|
| ( 01 May 2010 ) |
| By Sachin Pathak, Mentor Graphics |
|
The world is moving towards complex chip design. Various high-end devices are required for scientific computing, telecommunication, multimedia, graphics and consumer electronics. Such state of the art designs require complicated systems and high-end EDA tools. Current EDA tools and hardware platforms are over-exhausted to handle the flow. This is affecting the growth of the semiconductor industry and is restricting the move into the new era of electronics design. As such, the EDA industry has taken a wake-up call and has now been doing steps to develop parallel and multi-core computation capable IC design tools.
Discussions on technical computing are now focused on parallel programming as well as on customizing algorithms to utilize hardware effectively. Fueling these discussions are several factors related to high-performance systems, introduction of multicore/multiprocessor systems and the growing availability of computer clusters.
If we take a look at recent times, commercial high-end tools to support the development of technical computing applications for high-performance systems did not exist. Parallel programming was confined to a small group of people, and was considered as an art applied by specialists who focused on achieving maximum performance by using custom setups and by tuning their applications for specific hardware. Parallel programming solutions must focus beyond custom algorithms and performance. Parallel applications tools are now being developed that assist design engineers in designing, developing, debugging and evolving hardware.
To achieve success, we need to extend the functionality of standard serial architecture tools used to support parallel architecture multicore/multiprocessor tools, without extensively modifying the code, which could lead to a robust integrated development environment (IDE). Practically it is impossible to do it with minimum change in legacy code and that could force expensive software rewrites and shift market momentum to a new generation of EDA startups.

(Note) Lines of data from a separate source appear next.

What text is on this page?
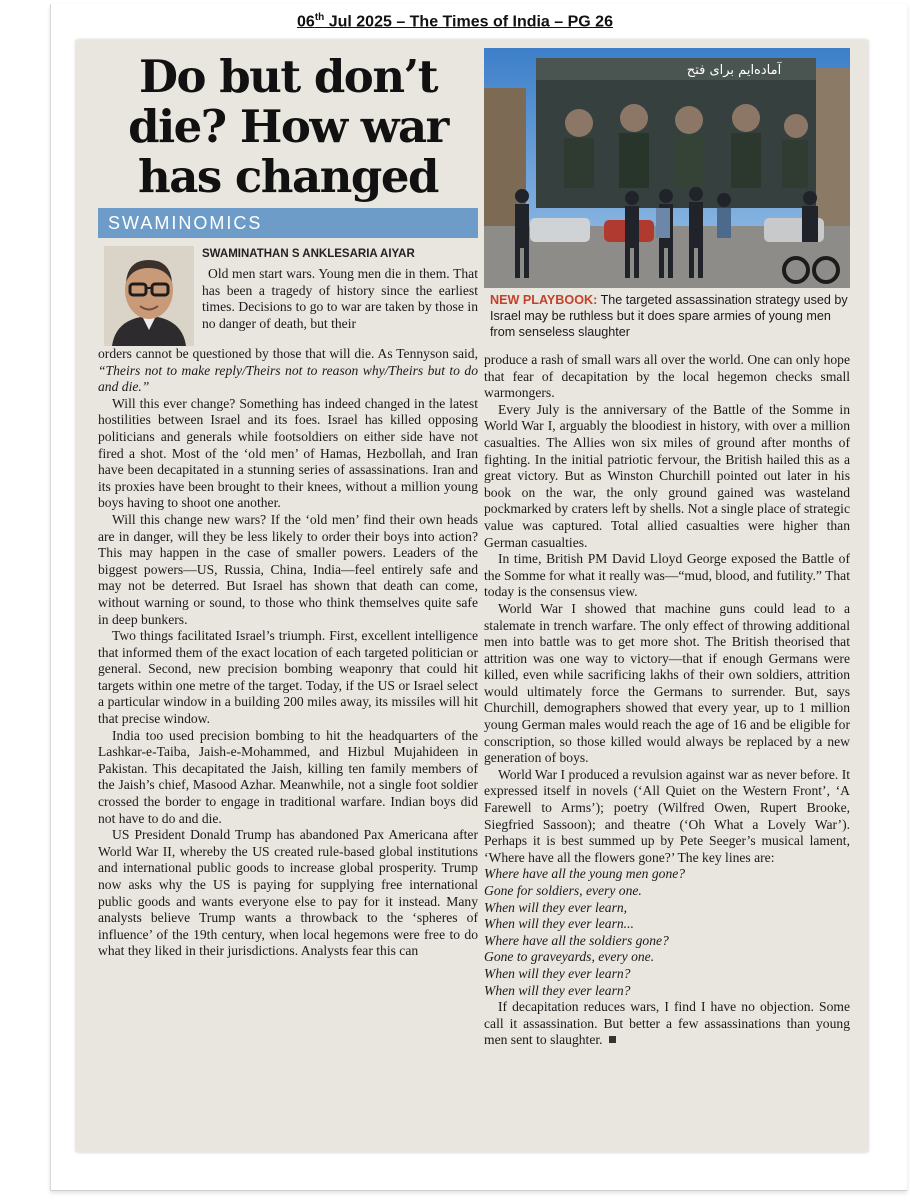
06th Jul 2025 – The Times of India – PG 26
Do but don’t
die? How war
has changed
SWAMINOMICS
SWAMINATHAN S ANKLESARIA AIYAR

Old men start wars. Young men die in them. That has been a tragedy of history since the earliest times. Decisions to go to war are taken by those in no danger of death, but their

orders cannot be questioned by those that will die. As Tennyson said, “Theirs not to make reply/Theirs not to reason why/Theirs but to do and die.”

Will this ever change? Something has indeed changed in the latest hostilities between Israel and its foes. Israel has killed opposing politicians and generals while footsoldiers on either side have not fired a shot. Most of the ‘old men’ of Hamas, Hezbollah, and Iran have been decapitated in a stunning series of assassinations. Iran and its proxies have been brought to their knees, without a million young boys having to shoot one another.

Will this change new wars? If the ‘old men’ find their own heads are in danger, will they be less likely to order their boys into action? This may happen in the case of smaller powers. Leaders of the biggest powers—US, Russia, China, India—feel entirely safe and may not be deterred. But Israel has shown that death can come, without warning or sound, to those who think themselves quite safe in deep bunkers.

Two things facilitated Israel’s triumph. First, excellent intelligence that informed them of the exact location of each targeted politician or general. Second, new precision bombing weaponry that could hit targets within one metre of the target. Today, if the US or Israel select a particular window in a building 200 miles away, its missiles will hit that precise window.

India too used precision bombing to hit the headquarters of the Lashkar-e-Taiba, Jaish-e-Mohammed, and Hizbul Mujahideen in Pakistan. This decapitated the Jaish, killing ten family members of the Jaish’s chief, Masood Azhar. Meanwhile, not a single foot soldier crossed the border to engage in traditional warfare. Indian boys did not have to do and die.

US President Donald Trump has abandoned Pax Americana after World War II, whereby the US created rule-based global institutions and international public goods to increase global prosperity. Trump now asks why the US is paying for supplying free international public goods and wants everyone else to pay for it instead. Many analysts believe Trump wants a throwback to the ‘spheres of influence’ of the 19th century, when local hegemons were free to do what they liked in their jurisdictions. Analysts fear this can

آماده‌ایم برای فتح
NEW PLAYBOOK: The targeted assassination strategy used by Israel may be ruthless but it does spare armies of young men from senseless slaughter

produce a rash of small wars all over the world. One can only hope that fear of decapitation by the local hegemon checks small warmongers.

Every July is the anniversary of the Battle of the Somme in World War I, arguably the bloodiest in history, with over a million casualties. The Allies won six miles of ground after months of fighting. In the initial patriotic fervour, the British hailed this as a great victory. But as Winston Churchill pointed out later in his book on the war, the only ground gained was wasteland pockmarked by craters left by shells. Not a single place of strategic value was captured. Total allied casualties were higher than German casualties.

In time, British PM David Lloyd George exposed the Battle of the Somme for what it really was—“mud, blood, and futility.” That today is the consensus view.

World War I showed that machine guns could lead to a stalemate in trench warfare. The only effect of throwing additional men into battle was to get more shot. The British theorised that attrition was one way to victory—that if enough Germans were killed, even while sacrificing lakhs of their own soldiers, attrition would ultimately force the Germans to surrender. But, says Churchill, demographers showed that every year, up to 1 million young German males would reach the age of 16 and be eligible for conscription, so those killed would always be replaced by a new generation of boys.

World War I produced a revulsion against war as never before. It expressed itself in novels (‘All Quiet on the Western Front’, ‘A Farewell to Arms’); poetry (Wilfred Owen, Rupert Brooke, Siegfried Sassoon); and theatre (‘Oh What a Lovely War’). Perhaps it is best summed up by Pete Seeger’s musical lament, ‘Where have all the flowers gone?’ The key lines are:

Where have all the young men gone?

Gone for soldiers, every one.

When will they ever learn,

When will they ever learn...

Where have all the soldiers gone?

Gone to graveyards, every one.

When will they ever learn?

When will they ever learn?

If decapitation reduces wars, I find I have no objection. Some call it assassination. But better a few assassinations than young men sent to slaughter.
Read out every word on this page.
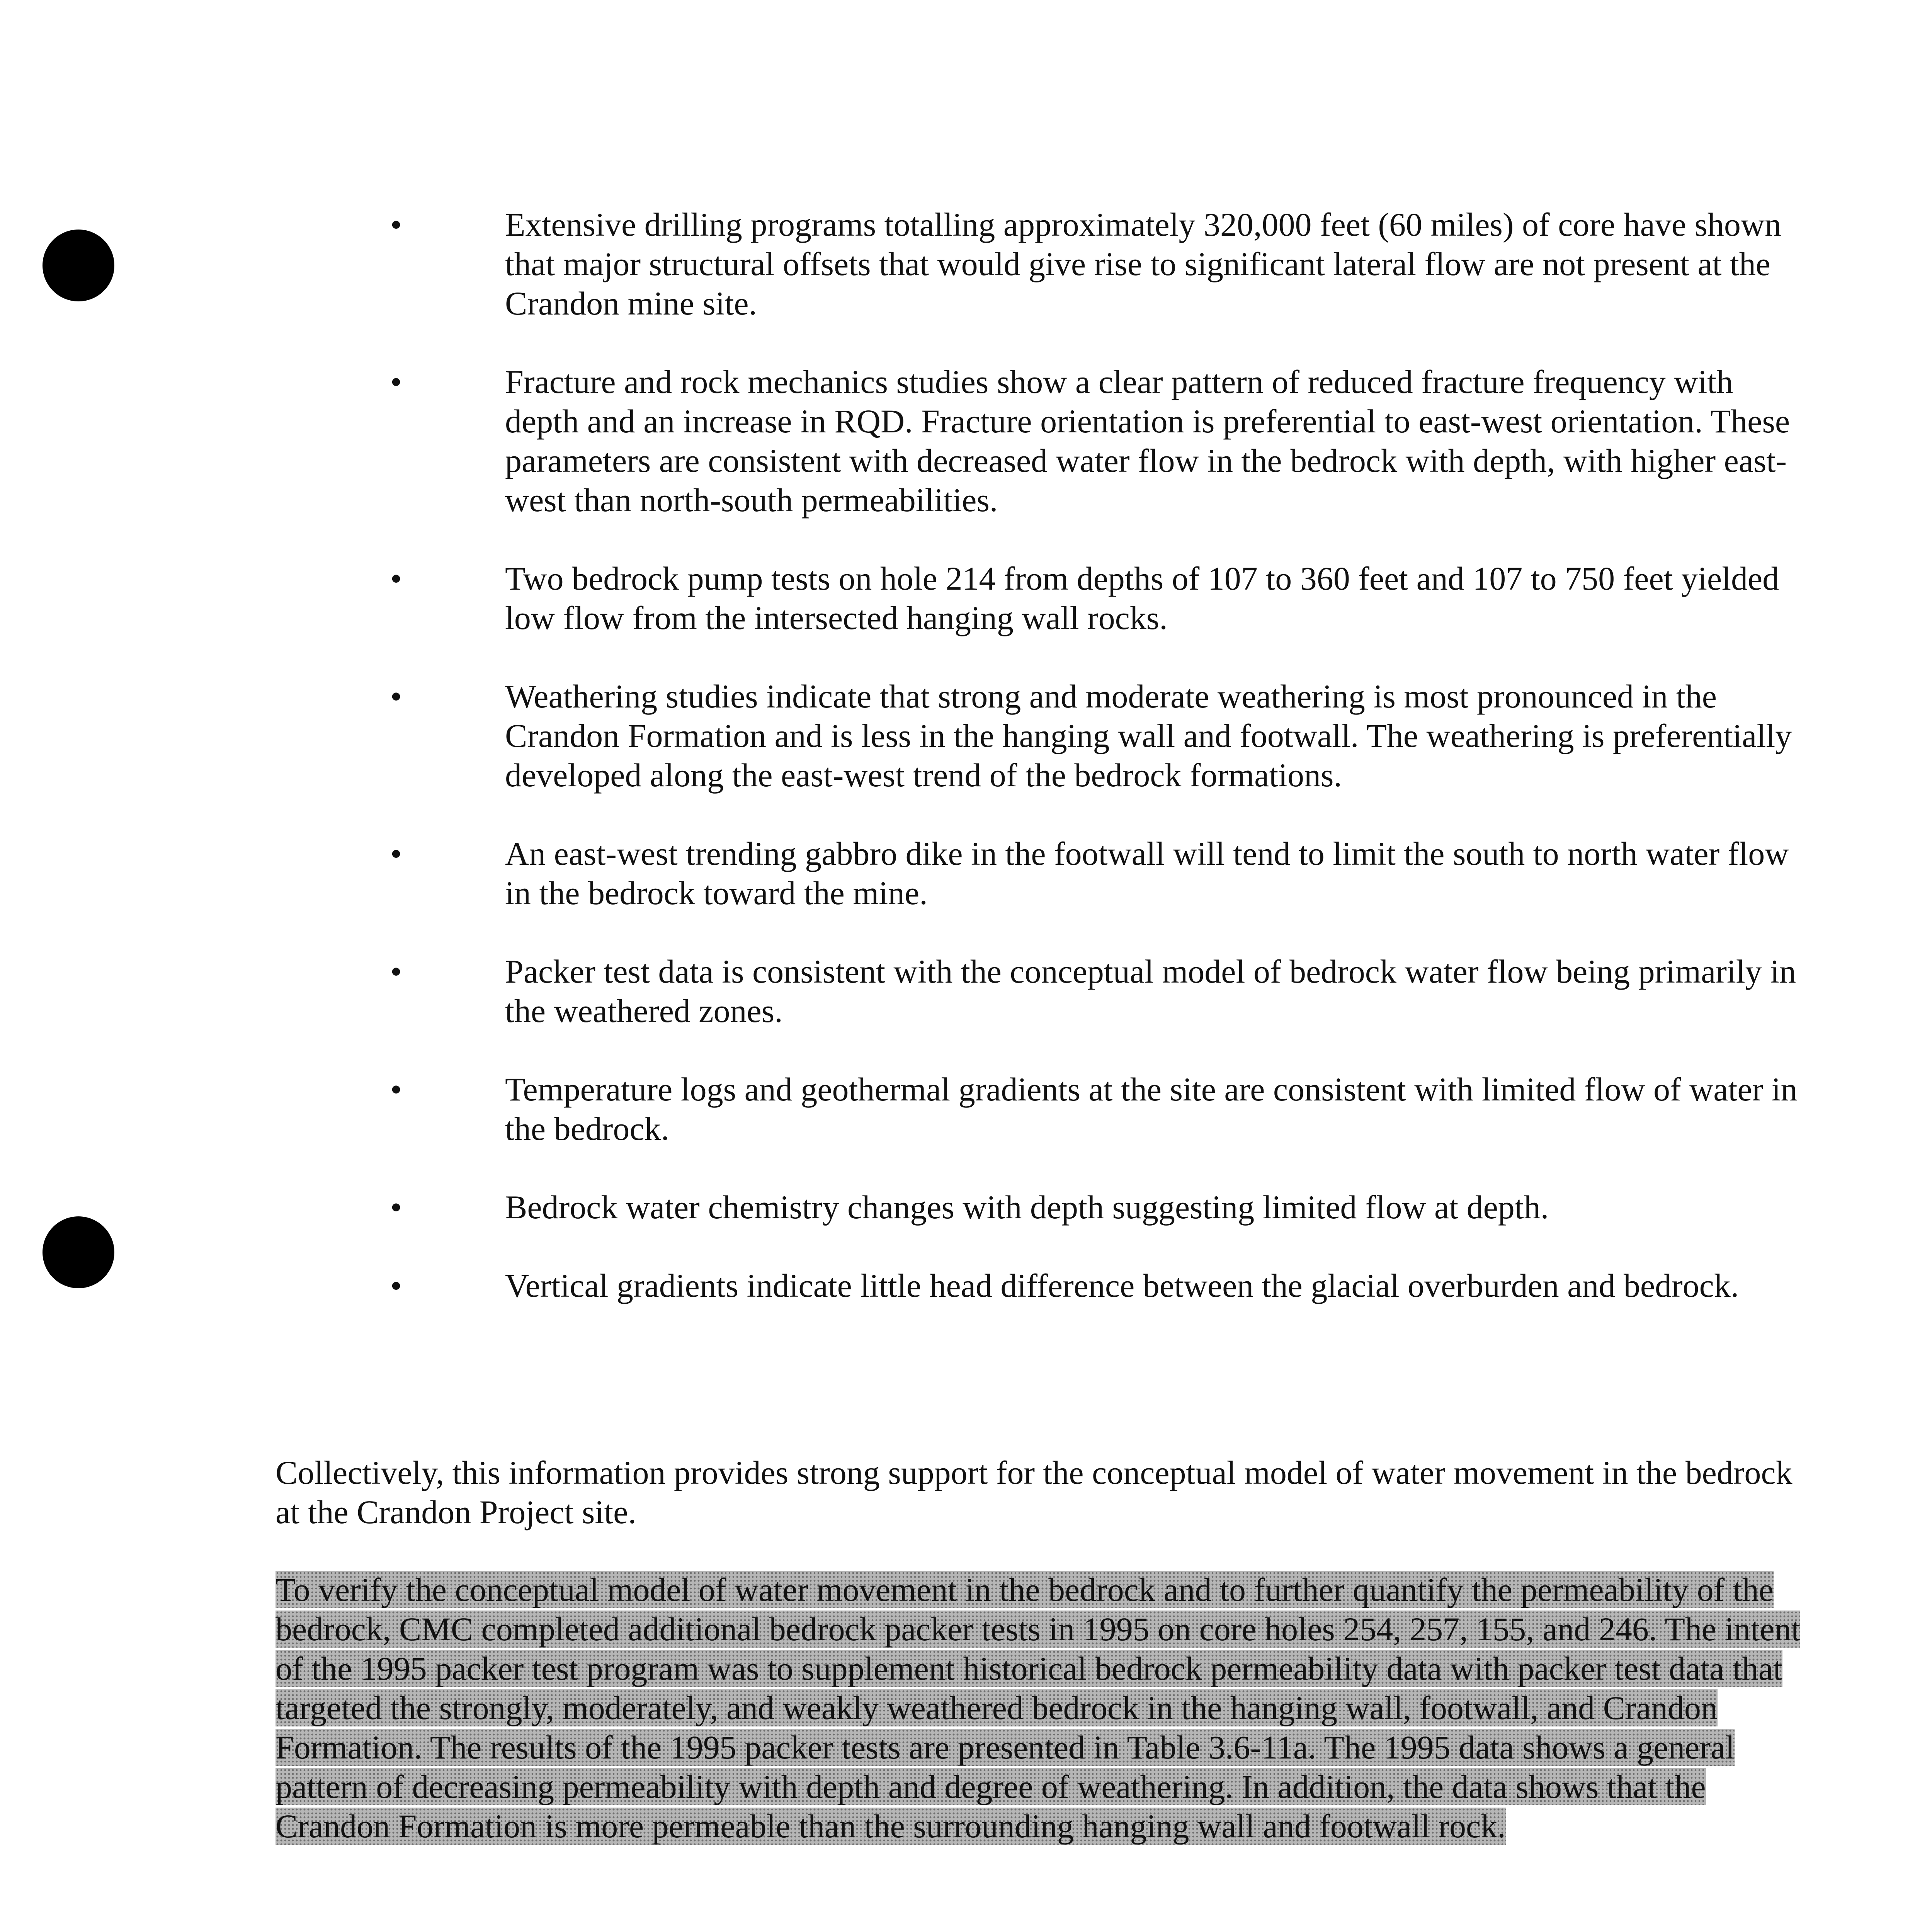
•	Extensive drilling programs totalling approximately 320,000 feet (60 miles) of core have shown that major structural offsets that would give rise to significant lateral flow are not present at the Crandon mine site.
•	Fracture and rock mechanics studies show a clear pattern of reduced fracture frequency with depth and an increase in RQD. Fracture orientation is preferential to east-west orientation. These parameters are consistent with decreased water flow in the bedrock with depth, with higher east-west than north-south permeabilities.
•	Two bedrock pump tests on hole 214 from depths of 107 to 360 feet and 107 to 750 feet yielded low flow from the intersected hanging wall rocks.
•	Weathering studies indicate that strong and moderate weathering is most pronounced in the Crandon Formation and is less in the hanging wall and footwall. The weathering is preferentially developed along the east-west trend of the bedrock formations.
•	An east-west trending gabbro dike in the footwall will tend to limit the south to north water flow in the bedrock toward the mine.
•	Packer test data is consistent with the conceptual model of bedrock water flow being primarily in the weathered zones.
•	Temperature logs and geothermal gradients at the site are consistent with limited flow of water in the bedrock.
•	Bedrock water chemistry changes with depth suggesting limited flow at depth.
•	Vertical gradients indicate little head difference between the glacial overburden and bedrock.

Collectively, this information provides strong support for the conceptual model of water movement in the bedrock at the Crandon Project site.

To verify the conceptual model of water movement in the bedrock and to further quantify the permeability of the bedrock, CMC completed additional bedrock packer tests in 1995 on core holes 254, 257, 155, and 246. The intent of the 1995 packer test program was to supplement historical bedrock permeability data with packer test data that targeted the strongly, moderately, and weakly weathered bedrock in the hanging wall, footwall, and Crandon Formation. The results of the 1995 packer tests are presented in Table 3.6-11a. The 1995 data shows a general pattern of decreasing permeability with depth and degree of weathering. In addition, the data shows that the Crandon Formation is more permeable than the surrounding hanging wall and footwall rock.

We all acknowledge that multicore support will be essential in the future, and all EDA vendors claim some multithreading and multicore capabilities today.
Leveraging multiple CPUs is nothing new in the EDA landscape. Some applications, particularly for functional and physical verification, use distributed processing over "farms" of networked workstations, potentially harnessing the power of dozens or hundreds of CPUs. Some of those applications have adopted multithreading to take advantage of workstations with multiple CPUs.
A few multithreaded applications, such as Mentor Graphics’ Calibre DRC physical verification tool, run equally well on distributed networks, multiple-CPU workstations and multicore CPUs. Customers are now placing dual-core and quad-core CPU-based workstations in compute farms, combining both distributed networks and multicore CPUs.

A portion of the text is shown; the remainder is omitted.